Because we started off by eating mostly raw seafood, we accompanied our appetizers with sparkling wine. One of the people in my group was wine writer Massimo Lanza who reviews Sicilian wines for the Gambero Rosso (the publishing company not the shrimp). He is the author of the wine list at Ristorante Da Nino and selected all the beautiful Italian and international wines that Ristorante Da Nino boasts in its impressive cellar. The wine lists offers more than 800 bottles. Massimo decided on two sparkling wines from France and one from Franciacorta in northern Italy. Our first bottle was the Francis Boulard non-vintage Brut Nature Les Murgiers. The wine showed the crisp focus and sharpness to match delicate seafood dishes. Next we tried a delicious bottle of the Cà del Bosco 2006 Franciacorta Cuvée Annamaria Clementi Brut Riserva. This Italian metodo classico sparkler is a blend of Chardonnay, Pinot Bianco and Pinot Nero and its bolder, creamier style worked well with the various crustaceans, especially the red shrimp. Lastly, we sampled a Pol Roger 2002 Brut Blanc de Blancs Extra Cuvée de Reserve.

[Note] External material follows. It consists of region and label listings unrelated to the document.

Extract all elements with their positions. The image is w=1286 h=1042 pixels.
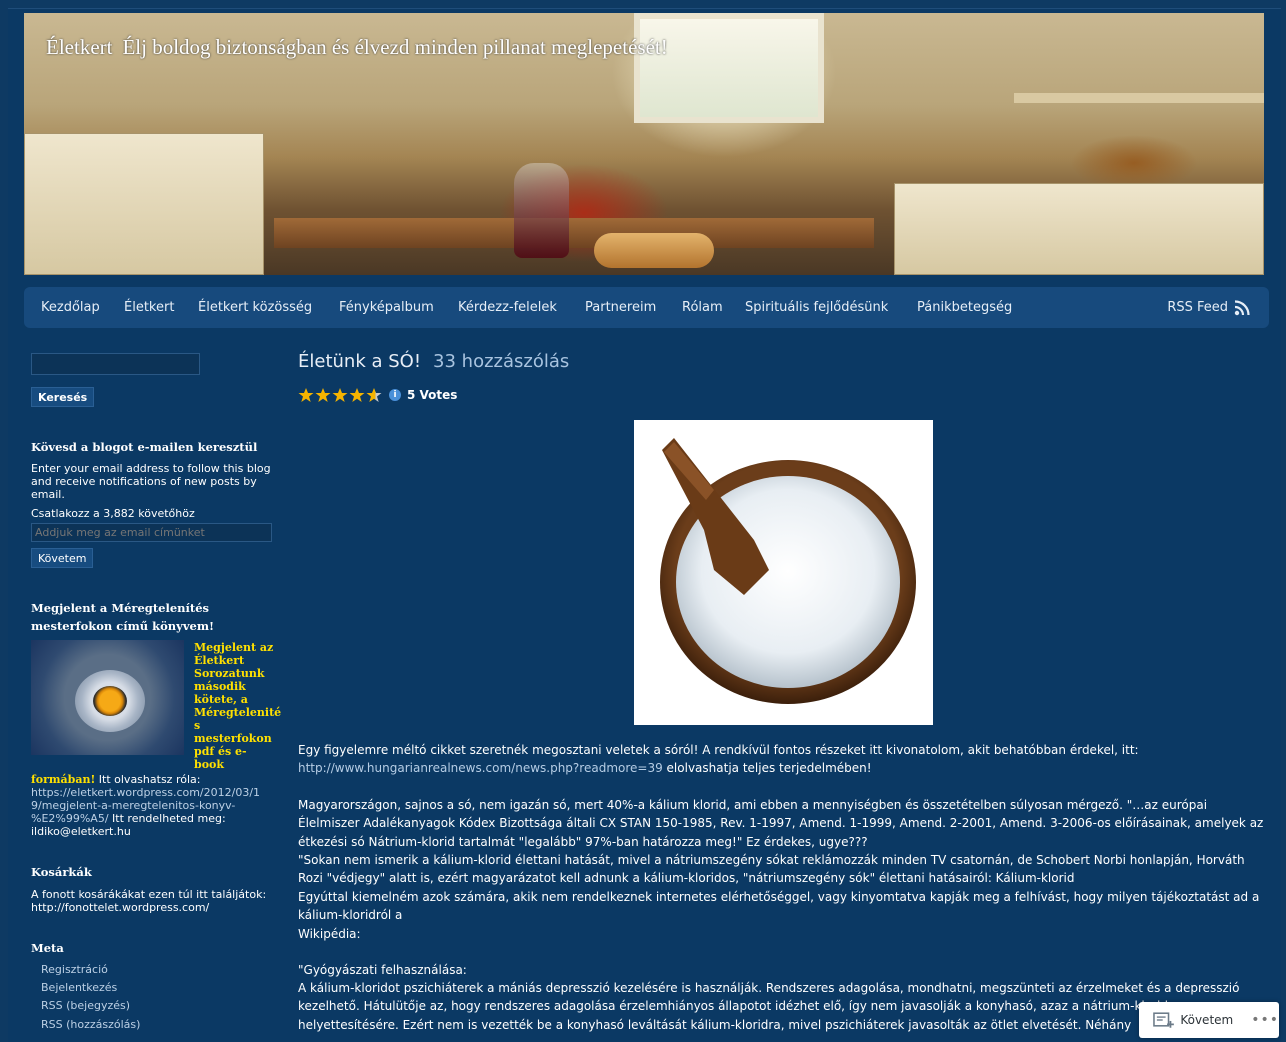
rss-icon xyxy=(1234,300,1250,316)
nav-item-rolam[interactable]: Rólam xyxy=(682,287,723,328)
comments-link[interactable]: 33 hozzászólás xyxy=(433,351,569,372)
nav-item-panikbetegseg[interactable]: Pánikbetegség xyxy=(917,287,1012,328)
post-paragraph-5: Wikipédia: xyxy=(298,927,361,941)
nav-item-spiritualis[interactable]: Spirituális fejlődésünk xyxy=(745,287,888,328)
book-highlight-line: mesterfokon xyxy=(194,732,272,745)
rss-feed-link[interactable]: RSS Feed xyxy=(1167,287,1251,328)
site-description: Élj boldog biztonságban és élvezd minden… xyxy=(122,35,668,59)
baskets-widget-title: Kosárkák xyxy=(31,865,92,879)
book-highlight-line: Sorozatunk xyxy=(194,667,265,680)
header-bottle-decor xyxy=(514,163,569,258)
main-nav: Kezdőlap Életkert Életkert közösség Fény… xyxy=(24,287,1269,328)
post-paragraph-6: "Gyógyászati felhasználása: xyxy=(298,963,467,977)
star-icon[interactable] xyxy=(349,387,365,403)
nav-item-kerdezz-felelek[interactable]: Kérdezz-felelek xyxy=(458,287,557,328)
post-paragraph-1: Egy figyelemre méltó cikket szeretnék me… xyxy=(298,741,1268,778)
book-highlight-line: Méregtelenité xyxy=(194,706,282,719)
baskets-widget-text: A fonott kosárákákat ezen túl itt találj… xyxy=(31,888,283,914)
meta-widget-title: Meta xyxy=(31,941,64,955)
info-icon[interactable]: i xyxy=(389,389,401,401)
email-field[interactable] xyxy=(31,523,272,542)
book-highlight-text: Megjelent az Életkert Sorozatunk második… xyxy=(194,641,284,771)
book-widget-body: formában! Itt olvashatsz róla: https://e… xyxy=(31,773,283,838)
header-window-decor xyxy=(634,13,824,123)
post-paragraph-2: Magyarországon, sajnos a só, nem igazán … xyxy=(298,798,1264,849)
reader-follow-icon xyxy=(1153,1012,1174,1028)
follow-bar-label: Követem xyxy=(1180,1013,1234,1027)
book-link-line[interactable]: 9/megjelent-a-meregtelenitos-konyv- xyxy=(31,799,235,812)
site-name[interactable]: Életkert xyxy=(46,35,112,59)
nav-item-kezdolap[interactable]: Kezdőlap xyxy=(41,287,100,328)
baskets-text: A fonott kosárákákat ezen túl itt találj… xyxy=(31,888,267,901)
search-input[interactable] xyxy=(31,353,200,375)
book-highlight-line: Életkert xyxy=(194,654,245,667)
book-order-email: ildiko@eletkert.hu xyxy=(31,825,131,838)
rss-feed-label: RSS Feed xyxy=(1167,300,1228,315)
follower-count: Csatlakozz a 3,882 követőhöz xyxy=(31,507,195,520)
header-counter-decor xyxy=(274,218,874,248)
site-title[interactable]: Életkert Élj boldog biztonságban és élvez… xyxy=(46,35,668,60)
header-bread-decor xyxy=(594,233,714,268)
header-shelf-decor xyxy=(1014,93,1264,103)
book-highlight-line: kötete, a xyxy=(194,693,248,706)
header-cabinet-decor xyxy=(24,133,264,275)
header-cabinet-decor xyxy=(894,183,1264,275)
post-paragraph-3: "Sokan nem ismerik a kálium-klorid élett… xyxy=(298,853,1245,886)
meta-link-register[interactable]: Regisztráció xyxy=(41,963,108,977)
star-icon[interactable] xyxy=(315,387,331,403)
post-title: Életünk a SÓ! 33 hozzászólás xyxy=(298,351,569,372)
meta-link-login[interactable]: Bejelentkezés xyxy=(41,981,117,995)
book-highlight-line: book xyxy=(194,758,224,771)
follow-widget-button[interactable]: Követem xyxy=(31,548,94,568)
book-highlight-tail: formában! xyxy=(31,773,96,786)
meta-link-rss-posts[interactable]: RSS (bejegyzés) xyxy=(41,999,130,1013)
book-highlight-line: Megjelent az xyxy=(194,641,274,654)
book-read-text: Itt olvashatsz róla: xyxy=(95,773,201,786)
book-highlight-line: s xyxy=(194,719,201,732)
source-link[interactable]: http://www.hungarianrealnews.com/news.ph… xyxy=(298,761,663,775)
rating-widget: i 5 Votes xyxy=(298,387,457,403)
post-text: Egy figyelemre méltó cikket szeretnék me… xyxy=(298,743,1139,757)
book-widget-title: Megjelent a Méregtelenítés mesterfokon c… xyxy=(31,601,215,633)
salt-bowl-image[interactable] xyxy=(634,420,933,725)
nav-item-fenykepalbum[interactable]: Fényképalbum xyxy=(339,287,434,328)
half-star-icon[interactable] xyxy=(366,387,382,403)
book-highlight-line: pdf és e- xyxy=(194,745,247,758)
meta-link-rss-comments[interactable]: RSS (hozzászólás) xyxy=(41,1018,140,1032)
more-options-icon[interactable]: ••• xyxy=(1251,1012,1279,1028)
salt-bowl-illustration xyxy=(660,438,916,704)
post-text: elolvashatja teljes terjedelmében! xyxy=(662,761,872,776)
nav-item-eletkert[interactable]: Életkert xyxy=(124,287,174,328)
book-link-line[interactable]: https://eletkert.wordpress.com/2012/03/1 xyxy=(31,786,260,799)
post-title-text[interactable]: Életünk a SÓ! xyxy=(298,351,421,372)
cup-shape xyxy=(93,686,127,716)
book-cover-image[interactable] xyxy=(31,640,184,755)
star-icon[interactable] xyxy=(298,387,314,403)
book-link-line[interactable]: %E2%99%A5/ xyxy=(31,812,109,825)
post-paragraph-7: A kálium-kloridot pszichiáterek a mániás… xyxy=(298,981,1240,1032)
nav-item-eletkert-kozosseg[interactable]: Életkert közösség xyxy=(198,287,312,328)
follow-bar[interactable]: Követem ••• xyxy=(1139,1002,1279,1038)
follow-widget-title: Kövesd a blogot e-mailen keresztül xyxy=(31,440,258,454)
post-paragraph-4: Egyúttal kiemelném azok számára, akik ne… xyxy=(298,890,1260,923)
search-button[interactable]: Keresés xyxy=(31,387,95,407)
votes-count: 5 Votes xyxy=(407,388,458,402)
book-order-text: Itt rendelheted meg: xyxy=(108,812,226,825)
star-icon[interactable] xyxy=(332,387,348,403)
book-highlight-line: második xyxy=(194,680,246,693)
follow-widget-text: Enter your email address to follow this … xyxy=(31,462,271,501)
baskets-link[interactable]: http://fonottelet.wordpress.com/ xyxy=(31,901,209,914)
nav-item-partnereim[interactable]: Partnereim xyxy=(585,287,656,328)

After the onslaught of appetizers, Giovanni asked what we wanted as a first course. Unanimously, we all voted for the spaghetti ai ricci di mare that had been on our minds since that morning. The dish is painfully simple. Sea urchin roe is scooped out raw and used as the pasta sauce. The trick is to combine the pasta and the ricci at the right temperature so that the pasta doesn't cook the roe. It needs to stay fragrant and fluid. Inspired by my evident enthusiasm for this dish, Giovanni brought me a tiny serving of something special he said he wanted me to try: Risotto ai ricci di mare. This is a recipe I had never previously tried but I will forever seek in the future. I preferred the risotto to the spaghetti because of the stunning intensity of flavor that had permeated each kernel of rice. It was, hands down, the top flavor experience of my entire year. In terms of wine, we went local and selected the Palari 2001 Faro Palari made by Salvatore Geraci just a few kilometers up the coast towards Messina. The red wine is a blend of indigenous grapes (50% Nerello Mascalese, 20% Nerello Cappuccio, 20% Nocera and 10% other grapes). It reveals a tight and silky texture with polished tannins and evolved aromas of wild berry and leather.
Sicily has a serious sweet tooth and its desserts are by far the best in Italy. Giovanni rolled over his cart of dolci siciliani that was piled high with tempting goodies. I chose the cannolo stuffed with fresh ricotta cheese and crushed Bronte pistachios from nearby Mount Etna.